The Brangus is yet another Brahman-derived breed developed for the challenging conditions of the South. As usual, Southern cattle breeders were searching for ways to adapt superior beef breeds such as the Angus to their climate.
Research began in the early 1930s at the USDA Experiment Station in Jeanerette, Louisiana. Cattlemen simultaneously conducted their own experiments, and through trial and error the right combination of Angus and Brahman was discovered. By 1949, a new breed had taken shape that was roughly 5/8 Angus and 3/8 Brahman. This composite creation was called the Brangus.
Originally, both black and red Brangus cattle could be registered as purebreds. In 1959, however, the breeders’ association decided to follow the example of the Angus registry and accept only black cattle. Dedicated breeders of Red Brangus believed that their cattle had superior heat tolerance and formed their own organization. Both the Brangus and the Red Brangus are becoming increasingly popular in the South.
The Brangus is a versatile beef breed. It has proven itself on both grass and grain, both as a purebred beef animal and as a cross with other breeds.
The well-bred Brangus is calm, quiet, and cooperative with its handlers. Its curiosity and self-confidence give it additional charm.
Prospective owners of Brangus cattle should be aware, however, that irresponsible breeders who do not strive for good temperaments in their livestock do exist. A poor-quality Brangus can be both unpredictable and aggressive.
Also, Brangus cattle must be handled gently and frequently or they become excitable, and therefore the breed is recommended mainly for experienced cattle owners. They respond best to people they are familiar with and have learned to respect.

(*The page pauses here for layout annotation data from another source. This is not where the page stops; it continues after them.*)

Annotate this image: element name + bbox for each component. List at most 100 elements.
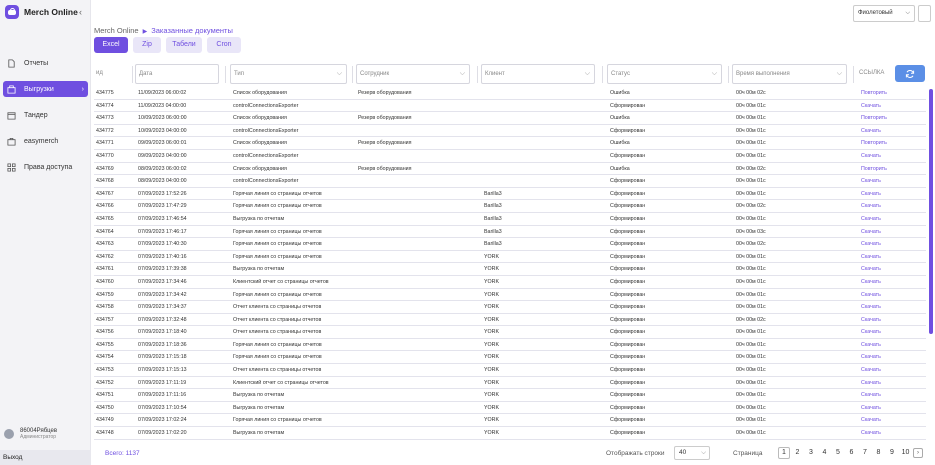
tab-cron[interactable]: Cron	[207, 37, 241, 53]
brand[interactable]: Merch Online	[5, 3, 89, 21]
cell-time: 00ч 00м 01с	[736, 430, 766, 437]
cell-link[interactable]: Скачать	[861, 279, 881, 285]
breadcrumb-root[interactable]: Merch Online	[94, 26, 139, 35]
cell-id: 434762	[96, 253, 114, 260]
id-filter[interactable]: ид	[94, 64, 130, 84]
sidebar-item-easymerch[interactable]: easymerch	[3, 133, 88, 149]
breadcrumb-current: Заказанные документы	[151, 26, 233, 35]
cell-link[interactable]: Скачать	[861, 354, 881, 360]
table-scrollbar[interactable]	[929, 89, 933, 334]
page-label: Страница	[733, 450, 763, 457]
next-page-button[interactable]: ›	[913, 448, 923, 458]
cell-link[interactable]: Скачать	[861, 380, 881, 386]
filter-divider	[602, 66, 603, 83]
sidebar-item-exports[interactable]: Выгрузки ›	[3, 81, 88, 97]
chevron-down-icon: ⌵	[701, 449, 706, 456]
logout-button[interactable]: Выход	[0, 450, 91, 465]
cell-status: Сформирован	[610, 329, 646, 336]
theme-select[interactable]: Фиолетовый ⌵	[853, 5, 915, 22]
table-row: 434763 07/09/2023 17:40:30 Горячая линия с…	[94, 238, 926, 251]
page-8-button[interactable]: 8	[873, 447, 885, 459]
filter-divider	[225, 66, 226, 83]
cell-link[interactable]: Скачать	[861, 317, 881, 323]
refresh-button[interactable]	[895, 65, 925, 82]
cell-link[interactable]: Скачать	[861, 191, 881, 197]
sidebar-nav: Отчеты Выгрузки › Тандер easymerch Права…	[0, 55, 91, 185]
cell-id: 434752	[96, 379, 114, 386]
top-action-button[interactable]	[918, 5, 931, 22]
time-filter[interactable]: Время выполнения ⌵	[732, 64, 847, 84]
page-10-button[interactable]: 10	[900, 447, 912, 459]
cell-time: 00ч 00м 01с	[736, 140, 766, 147]
cell-link[interactable]: Повторить	[861, 140, 887, 146]
cell-link[interactable]: Скачать	[861, 342, 881, 348]
table-row: 434771 09/09/2023 06:00:01 Список оборудов…	[94, 137, 926, 150]
cell-client: YORK	[484, 404, 500, 411]
cell-link[interactable]: Скачать	[861, 430, 881, 436]
cell-link[interactable]: Скачать	[861, 304, 881, 310]
cell-client: YORK	[484, 329, 500, 336]
cell-link[interactable]: Скачать	[861, 254, 881, 260]
cell-link[interactable]: Скачать	[861, 216, 881, 222]
cell-status: Сформирован	[610, 178, 646, 185]
cell-link[interactable]: Повторить	[861, 90, 887, 96]
cell-type: controlConnectionsExporter	[233, 178, 299, 185]
type-filter[interactable]: Тип ⌵	[230, 64, 347, 84]
employee-filter[interactable]: Сотрудник ⌵	[356, 64, 470, 84]
cell-time: 00ч 00м 01с	[736, 417, 766, 424]
tab-zip[interactable]: Zip	[133, 37, 161, 53]
page-6-button[interactable]: 6	[846, 447, 858, 459]
cell-link[interactable]: Скачать	[861, 103, 881, 109]
client-filter[interactable]: Клиент ⌵	[481, 64, 595, 84]
tab-timesheets[interactable]: Табели	[166, 37, 202, 53]
filter-divider	[728, 66, 729, 83]
cell-date: 07/09/2023 17:18:40	[138, 329, 187, 336]
cell-link[interactable]: Скачать	[861, 153, 881, 159]
cell-link[interactable]: Скачать	[861, 178, 881, 184]
table-row: 434758 07/09/2023 17:34:37 Отчет клиента с…	[94, 301, 926, 314]
cell-link[interactable]: Скачать	[861, 367, 881, 373]
cell-link[interactable]: Повторить	[861, 166, 887, 172]
table-row: 434750 07/09/2023 17:10:54 Выгрузка по отч…	[94, 402, 926, 415]
cell-link[interactable]: Скачать	[861, 203, 881, 209]
page-3-button[interactable]: 3	[805, 447, 817, 459]
cell-date: 09/09/2023 04:00:00	[138, 152, 187, 159]
cell-link[interactable]: Скачать	[861, 392, 881, 398]
cell-link[interactable]: Скачать	[861, 329, 881, 335]
user-profile[interactable]: 86004Рябцев Администратор	[0, 424, 91, 444]
page-5-button[interactable]: 5	[832, 447, 844, 459]
cell-date: 07/09/2023 17:15:13	[138, 367, 187, 374]
rows-per-page-select[interactable]: 40 ⌵	[674, 446, 710, 460]
cell-client: YORK	[484, 316, 500, 323]
page-2-button[interactable]: 2	[792, 447, 804, 459]
status-filter[interactable]: Статус ⌵	[607, 64, 722, 84]
cell-id: 434774	[96, 102, 114, 109]
page-7-button[interactable]: 7	[859, 447, 871, 459]
cell-time: 00ч 00м 01с	[736, 392, 766, 399]
employee-filter-placeholder: Сотрудник	[360, 71, 390, 77]
collapse-sidebar-icon[interactable]: ‹	[79, 7, 82, 17]
cell-link[interactable]: Повторить	[861, 115, 887, 121]
cell-link[interactable]: Скачать	[861, 266, 881, 272]
cell-time: 00ч 00м 01с	[736, 304, 766, 311]
cell-link[interactable]: Скачать	[861, 405, 881, 411]
page-9-button[interactable]: 9	[886, 447, 898, 459]
page-4-button[interactable]: 4	[819, 447, 831, 459]
sidebar-item-access-rights[interactable]: Права доступа	[3, 159, 88, 175]
cell-link[interactable]: Скачать	[861, 417, 881, 423]
cell-type: Выгрузка по отчетам	[233, 266, 285, 273]
sidebar-item-reports[interactable]: Отчеты	[3, 55, 88, 71]
cell-client: YORK	[484, 379, 500, 386]
cell-link[interactable]: Скачать	[861, 292, 881, 298]
page-1-button[interactable]: 1	[778, 447, 790, 459]
export-tabs: Excel Zip Табели Cron	[94, 37, 246, 53]
cell-link[interactable]: Скачать	[861, 229, 881, 235]
cell-client: Barilla3	[484, 215, 502, 222]
time-filter-placeholder: Время выполнения	[736, 71, 790, 77]
date-filter[interactable]: Дата	[135, 64, 219, 84]
cell-link[interactable]: Скачать	[861, 128, 881, 134]
sidebar-item-tander[interactable]: Тандер	[3, 107, 88, 123]
cell-link[interactable]: Скачать	[861, 241, 881, 247]
cell-status: Сформирован	[610, 203, 646, 210]
tab-excel[interactable]: Excel	[94, 37, 128, 53]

The Brangus is hardy and resistant to many diseases and health problems, particularly bloat. Both color varieties excel in resistance to hot-weather difficulties such as pinkeye and sunburn, but the Red Brangus is sometimes considered to have a particular advantage under pressure from extreme temperatures.
- Heat tolerance, especially in Red Brangus.
- Insect resistance.
- Disease resistance.
- Efficiency under most management styles, whether forage- or feed-based.
- Ability to thrive in some of the harshest conditions.
- Early maturity.
- Exceptional calving ease.
- Good survival rate.
- Superior mothering instincts.
- Fast growth.
- High yield of meat.
- No excessive fat.
- Black Brangus qualifies for premium programs such as Certified Angus Beef.
- Difficult temperament for beginners to handle.
- Tendency to jump fences.
- Limited cold tolerance.
- Lower conception rates than Angus.
- Discounted in sale barns outside of the South for Brahman influence.